All 96 passengers and crew in the C-130H aircraft that crashed upon landing before noon Sunday on Jolo island in Sulu province have been accounted for, the Department of National Defense said, Xinhua news agency reported.
The department said 47 soldiers perished in the crash while 49 others were injured, adding that three civilians on the ground were also killed and four others injured.
Major General Edgard Arevalo, Armed Forces of the Philippines spokesperson, said retrieval operations for plane parts, including the black box, are ongoing at the crash site. An investigation team is on the way to Sulu, he told a radio interview.

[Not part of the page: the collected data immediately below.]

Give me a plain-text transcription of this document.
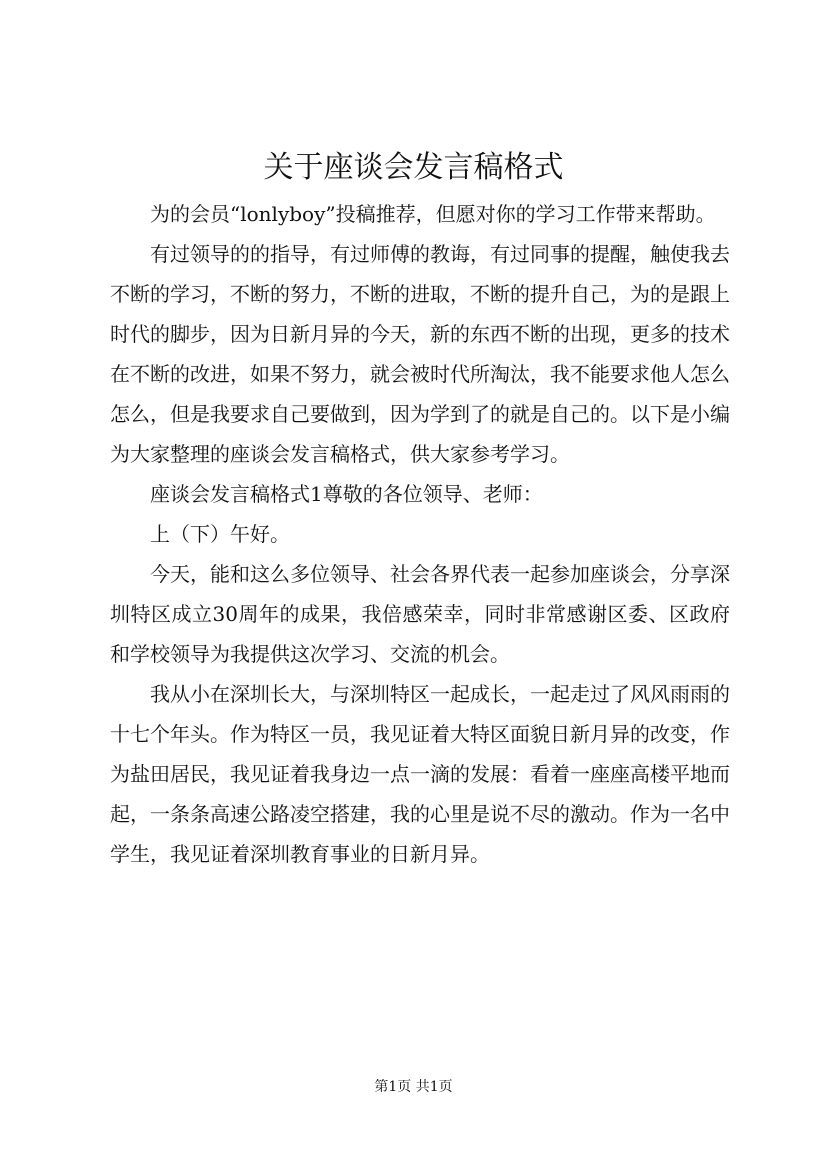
关于座谈会发言稿格式

为的会员“lonlyboy”投稿推荐，但愿对你的学习工作带来帮助。

有过领导的的指导，有过师傅的教诲，有过同事的提醒，触使我去不断的学习，不断的努力，不断的进取，不断的提升自己，为的是跟上时代的脚步，因为日新月异的今天，新的东西不断的出现，更多的技术在不断的改进，如果不努力，就会被时代所淘汰，我不能要求他人怎么怎么，但是我要求自己要做到，因为学到了的就是自己的。以下是小编为大家整理的座谈会发言稿格式，供大家参考学习。

座谈会发言稿格式1尊敬的各位领导、老师：

上（下）午好。

今天，能和这么多位领导、社会各界代表一起参加座谈会，分享深圳特区成立30周年的成果，我倍感荣幸，同时非常感谢区委、区政府和学校领导为我提供这次学习、交流的机会。

我从小在深圳长大，与深圳特区一起成长，一起走过了风风雨雨的十七个年头。作为特区一员，我见证着大特区面貌日新月异的改变，作为盐田居民，我见证着我身边一点一滴的发展：看着一座座高楼平地而起，一条条高速公路凌空搭建，我的心里是说不尽的激动。作为一名中学生，我见证着深圳教育事业的日新月异。

第1页 共1页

The military plane was carrying newly-trained army personnel when it crashed and burst into flames after overshooting the runway around 11:30 a.m. local time Sunday.
Minutes after the crash, troops and civilian volunteers rushed to the site for search and rescue. “Per eyewitnesses, a number of soldiers were seen jumping out of the aircraft before it hit the ground, sparing them from the explosion caused by the crash,” the military said.
According to Philippine Air Force (PAF) documents, the crashed plane was a second-hand C-130 Hercules recently purchased from the US military.
The PAF said in an official statement that the aircraft has a tail number “5125.” Military documents showed that the aircraft arrived in the Philippines in January this year. The United States officially turned over the plane during a ceremony in February.
“The C-130H NR 5125 is the first of the two C-130H aircraft granted by the US government through the Security Cooperation Assistance,” the PAF said in a statement in January.
In his speech during the turn-over ceremony of the “C-130H aircraft NR 5125” in February, Philippine Defense Secretary Delfin Lorenzana confirmed that the country acquired the two C-130H aircraft through security cooperation assistance.
“Out of the total cost of 2.5 billion pesos (roughly 50.89 million US dollars), the Philippines will only pay 1.6 billion pesos (roughly 32.57 million US dollars),” Lorenzana said, adding that the US agreed to “shoulder” the rest of the cost.
The C-130H aircraft NR 5125 first flew in 1988 and served in US Air Force until it was put in storage in 2016 before it was sold and delivered to the PAF in January 2021, according to local media reports.